On claims by some experts that Prime Minister Narendra Modi’s method of dealing with Pakistan has led to a reduction in acts of terrorism in India, the former diplomat referred once again to the capacity and the will, and said both had changed. He said that, as an answer to Pakistan’s terrorism, India decided to take much stronger steps than it had earlier in both 2016 (after the attack on an Army camp in Uri) and after the 2019 Pulwama attack.

Mr Bisaria also pointed out that Prime Minister Modi had also attempted diplomacy. “2014 and 2015, remember, was a period when he engaged with Nawaz Sharif. Nawaz Sharif was here for his inauguration, for his swearing in, and Prime Minister Modi himself made a visit to Pakistan towards the end of 2015. But we finally managed to craft a response to terrorism, which entered Pakistan’s calculus, that this would be a cost that Pakistan would have to pay, whether deploying state actors or non-state actors,” he asserted.

Pointing out that every prime minister had to deal with compulsions of their own times, Mr Bisaria said Mr Vajpayee during his time was acutely conscious of the fact that India had gone nuclear in 1998 and there ought to have been a strong nuclear responsibility in dealing with the Pakistan issue and in dealing with the world. “And what Prime Minister Vajpayee did was try to understand the nuclear threshold of Pakistan and the red lines,” the former principal secretary to PM Vajpayee said.

“So I feel that, by 2008, that threshold and those red lines were clearer and, therefore, we perhaps needed a much stronger response, the absence of which led to perhaps more acts of terrorism, greater audacity on the part of Pakistan. The fact that this government took the risk and took it a step forward and took hard action against terrorism is something that is going to stand India in good stead in dealing with terrorism,” he added.
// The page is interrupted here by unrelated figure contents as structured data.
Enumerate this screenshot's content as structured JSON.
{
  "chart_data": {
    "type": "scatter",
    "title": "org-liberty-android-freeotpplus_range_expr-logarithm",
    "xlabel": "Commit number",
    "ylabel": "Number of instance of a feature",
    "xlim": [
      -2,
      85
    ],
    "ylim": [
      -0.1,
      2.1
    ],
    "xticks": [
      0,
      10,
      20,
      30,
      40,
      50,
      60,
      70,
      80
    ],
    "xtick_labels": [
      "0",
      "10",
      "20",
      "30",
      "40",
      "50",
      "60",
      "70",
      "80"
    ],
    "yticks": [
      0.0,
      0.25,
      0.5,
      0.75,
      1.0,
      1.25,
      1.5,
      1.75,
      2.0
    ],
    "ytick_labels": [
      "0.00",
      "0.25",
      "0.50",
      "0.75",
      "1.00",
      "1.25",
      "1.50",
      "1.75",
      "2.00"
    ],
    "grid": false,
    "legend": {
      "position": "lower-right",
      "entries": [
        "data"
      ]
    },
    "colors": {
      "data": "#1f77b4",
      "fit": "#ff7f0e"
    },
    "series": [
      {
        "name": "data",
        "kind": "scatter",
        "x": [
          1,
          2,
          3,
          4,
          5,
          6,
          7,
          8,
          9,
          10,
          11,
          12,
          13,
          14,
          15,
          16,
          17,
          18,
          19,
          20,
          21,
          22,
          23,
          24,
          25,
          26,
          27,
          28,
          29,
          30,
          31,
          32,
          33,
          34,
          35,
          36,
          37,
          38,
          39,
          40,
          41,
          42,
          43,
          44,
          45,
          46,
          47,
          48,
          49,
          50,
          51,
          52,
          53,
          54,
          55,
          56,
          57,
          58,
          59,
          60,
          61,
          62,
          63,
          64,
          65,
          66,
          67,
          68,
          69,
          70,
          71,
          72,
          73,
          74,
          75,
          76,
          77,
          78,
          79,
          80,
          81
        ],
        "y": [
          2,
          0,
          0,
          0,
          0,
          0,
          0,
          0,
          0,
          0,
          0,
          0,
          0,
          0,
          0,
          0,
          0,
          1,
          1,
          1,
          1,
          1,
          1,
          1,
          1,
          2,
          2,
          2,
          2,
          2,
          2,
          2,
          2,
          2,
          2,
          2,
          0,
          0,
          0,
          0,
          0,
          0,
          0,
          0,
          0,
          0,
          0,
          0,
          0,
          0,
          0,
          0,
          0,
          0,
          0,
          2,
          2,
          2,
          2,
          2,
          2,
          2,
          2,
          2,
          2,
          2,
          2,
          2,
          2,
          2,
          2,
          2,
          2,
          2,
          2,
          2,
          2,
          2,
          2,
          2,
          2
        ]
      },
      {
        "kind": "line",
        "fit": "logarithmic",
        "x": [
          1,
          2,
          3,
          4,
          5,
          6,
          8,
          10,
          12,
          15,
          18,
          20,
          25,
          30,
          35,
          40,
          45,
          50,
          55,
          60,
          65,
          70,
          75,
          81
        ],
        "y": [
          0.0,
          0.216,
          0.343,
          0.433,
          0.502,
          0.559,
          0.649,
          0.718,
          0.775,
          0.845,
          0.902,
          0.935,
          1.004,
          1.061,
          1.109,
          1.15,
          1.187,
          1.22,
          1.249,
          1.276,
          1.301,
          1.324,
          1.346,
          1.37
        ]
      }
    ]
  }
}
He agreed that the perception of the general public in Pakistan about India had changed lately, he said, “A large proportion of the population is young and younger people have fairly common aspirations… You would see a huge gulf between what the official narrative is in Pakistan and what you would capture on social media… And, certainly, there’s been evidence in recent times of an admiration for India and questioning of their government, which has landed Pakistan in the kind of economic crisis it has,” he said.